The weather in New Zealand is cooling considerably, which brings with a lot of changes.
Some are nice, like going from beers in the sun to a glass of red by the fire; or pulling out that blanket-like scarf that's been hibernating at the back of your wardrobe.
But some are not so nice, like getting rain water inside your new boots. Or your skin turning into a cloud of dust due to the indoor heating and the bitter cold outdoors.
Luckily, there are ways to tackle the problem of dry, flaky winter skin face first.
Wash in lukewarm water
Dr Frank Lipman from Be Well recommends that even though it can be tempting to get into a piping hot shower, it can dry out your skin even more.
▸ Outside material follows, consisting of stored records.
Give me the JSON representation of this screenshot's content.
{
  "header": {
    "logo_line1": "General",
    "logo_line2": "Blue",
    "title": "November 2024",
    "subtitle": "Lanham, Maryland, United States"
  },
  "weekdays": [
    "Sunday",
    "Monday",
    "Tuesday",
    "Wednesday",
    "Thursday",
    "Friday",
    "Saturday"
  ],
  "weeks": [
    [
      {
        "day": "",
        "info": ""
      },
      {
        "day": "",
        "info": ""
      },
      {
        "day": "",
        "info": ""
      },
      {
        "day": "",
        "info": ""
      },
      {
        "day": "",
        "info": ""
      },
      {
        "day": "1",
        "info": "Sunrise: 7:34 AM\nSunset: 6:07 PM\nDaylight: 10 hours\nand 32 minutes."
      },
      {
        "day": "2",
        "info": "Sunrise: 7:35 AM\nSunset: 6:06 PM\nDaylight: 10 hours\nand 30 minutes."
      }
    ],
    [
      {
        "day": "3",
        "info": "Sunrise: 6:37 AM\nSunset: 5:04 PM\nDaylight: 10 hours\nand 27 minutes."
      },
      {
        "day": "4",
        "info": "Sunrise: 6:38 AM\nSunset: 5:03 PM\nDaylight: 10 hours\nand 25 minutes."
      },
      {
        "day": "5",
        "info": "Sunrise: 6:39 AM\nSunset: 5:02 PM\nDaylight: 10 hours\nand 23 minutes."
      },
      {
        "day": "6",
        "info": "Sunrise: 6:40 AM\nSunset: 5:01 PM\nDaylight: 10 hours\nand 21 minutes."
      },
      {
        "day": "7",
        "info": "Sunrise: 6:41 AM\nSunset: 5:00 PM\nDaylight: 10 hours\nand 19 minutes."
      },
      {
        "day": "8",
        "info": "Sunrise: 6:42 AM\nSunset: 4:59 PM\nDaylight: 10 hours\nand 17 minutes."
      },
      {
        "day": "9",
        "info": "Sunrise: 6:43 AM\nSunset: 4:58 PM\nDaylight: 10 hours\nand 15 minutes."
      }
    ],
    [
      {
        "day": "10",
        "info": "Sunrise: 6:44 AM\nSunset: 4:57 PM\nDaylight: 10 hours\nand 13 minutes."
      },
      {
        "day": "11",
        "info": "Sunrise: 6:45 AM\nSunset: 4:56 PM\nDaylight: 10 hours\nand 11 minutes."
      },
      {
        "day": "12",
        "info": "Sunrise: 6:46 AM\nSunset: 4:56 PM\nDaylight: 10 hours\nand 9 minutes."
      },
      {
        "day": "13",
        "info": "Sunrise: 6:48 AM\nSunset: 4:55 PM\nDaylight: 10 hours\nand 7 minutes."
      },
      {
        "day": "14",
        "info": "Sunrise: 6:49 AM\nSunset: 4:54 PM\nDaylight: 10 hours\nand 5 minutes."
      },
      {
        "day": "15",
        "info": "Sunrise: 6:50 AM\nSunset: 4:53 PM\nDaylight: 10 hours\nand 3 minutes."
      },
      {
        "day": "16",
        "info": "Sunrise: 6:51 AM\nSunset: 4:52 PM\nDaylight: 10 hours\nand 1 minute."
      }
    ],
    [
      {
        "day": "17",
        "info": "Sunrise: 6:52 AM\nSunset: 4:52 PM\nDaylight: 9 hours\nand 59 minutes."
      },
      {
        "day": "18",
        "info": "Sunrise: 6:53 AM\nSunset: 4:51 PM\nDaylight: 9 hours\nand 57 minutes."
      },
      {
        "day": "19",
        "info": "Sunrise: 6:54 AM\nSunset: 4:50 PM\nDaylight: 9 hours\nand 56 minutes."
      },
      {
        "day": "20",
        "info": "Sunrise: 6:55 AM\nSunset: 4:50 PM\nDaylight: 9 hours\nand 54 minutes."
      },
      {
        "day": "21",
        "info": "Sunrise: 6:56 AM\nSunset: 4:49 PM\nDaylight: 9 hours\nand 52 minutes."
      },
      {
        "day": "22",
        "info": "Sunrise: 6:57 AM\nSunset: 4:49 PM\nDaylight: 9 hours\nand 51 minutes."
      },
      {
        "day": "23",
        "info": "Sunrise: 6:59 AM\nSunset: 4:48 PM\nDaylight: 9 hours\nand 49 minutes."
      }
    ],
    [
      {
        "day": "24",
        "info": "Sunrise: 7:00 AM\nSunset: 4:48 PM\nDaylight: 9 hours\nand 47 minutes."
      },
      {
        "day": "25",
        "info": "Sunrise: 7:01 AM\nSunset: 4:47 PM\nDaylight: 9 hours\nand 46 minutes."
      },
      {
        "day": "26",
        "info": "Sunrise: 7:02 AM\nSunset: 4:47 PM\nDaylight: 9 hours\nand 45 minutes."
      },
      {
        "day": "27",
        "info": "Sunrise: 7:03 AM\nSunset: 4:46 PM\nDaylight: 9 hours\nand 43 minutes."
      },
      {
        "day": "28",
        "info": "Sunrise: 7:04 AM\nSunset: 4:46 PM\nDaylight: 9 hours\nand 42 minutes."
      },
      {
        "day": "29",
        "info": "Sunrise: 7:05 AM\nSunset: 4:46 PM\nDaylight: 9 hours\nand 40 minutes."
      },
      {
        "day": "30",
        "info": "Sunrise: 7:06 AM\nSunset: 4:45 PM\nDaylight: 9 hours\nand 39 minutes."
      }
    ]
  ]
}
Use lukewarm water to avoid stripping oils away from the skin, he recommends. Not only that, moisturise immediately afterwards. Applying moisturiser to damp skin helps seal in dampness.
Change your skincare
If you're lazy, like me, you'll happily keep using the same skincare and makeup from summer until winter, and only notice there's a problem when your foundation is about three shades darker than the rest of your face.
While that can be problematic for your photos, it can be even more problematic for the rest of your skin.
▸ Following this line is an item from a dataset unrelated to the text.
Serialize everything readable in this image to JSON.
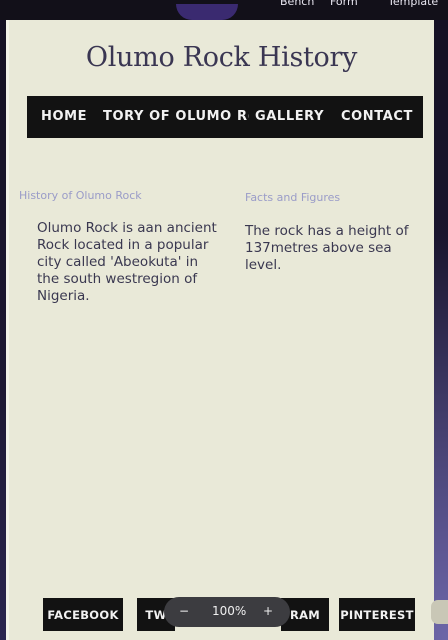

Dermatologist Dr Samer Jaber told Huffington Post that people should use a "more bland" cleanser for their face, and switch to something like Dove or Cetaphil for their body.
You might be moisturising more, but you can definitely pull back on the exfoliation. If your skin is particularly dry and irritated, stop it all together; whereas if it's just looking a bit flaky, you can reduce to once a week. Switch to a gentler exfoliator if you can, and even a hot flannel can be useful for sloughing off dead skin cells. Remember, moisturiser works more effectively without layers of dead skin on your face (sorry), so if your skin can take it, weekly exfoliation is ideal.
Don't go out in the cold with damp skin
Not only is it bloody uncomfortable, it's not good for your skin; much like licking your lips when they're dry and chapped. Dry it well, moisturise and rug up - if you need an excuse to buy a new beanie and some gloves, this is it.
Avoid toxins, allergens and irritants
Dr Lipman recommends you avoid anything which might cause your skin to flare up, particularly if you have eczema, dermatitis, or psoriasis.
"Winter skin is more fragile, so avoid irritating fabrics (like wool) and chemical-laden detergents. In addition, glutathione is considered the "master anti-oxidant" and helps your body detox," he recommends.
Hydrate both your insides and your outsides
Harsh heating in the office can cause you to become even more dehydrated than in summer, even though you might not be as thirsty. Keep drinking water, eat foods high in water content (fruits and veggies like apples, oranges , tomatoes, cucumbers, zucchini, and carrots), and fatty foods like salmon and nuts to lock moisture into the skin cells.
If your skin is very dry, using a humidifier while you sleep can be particularly helpful for dry skin around your face and nose, recommends Time.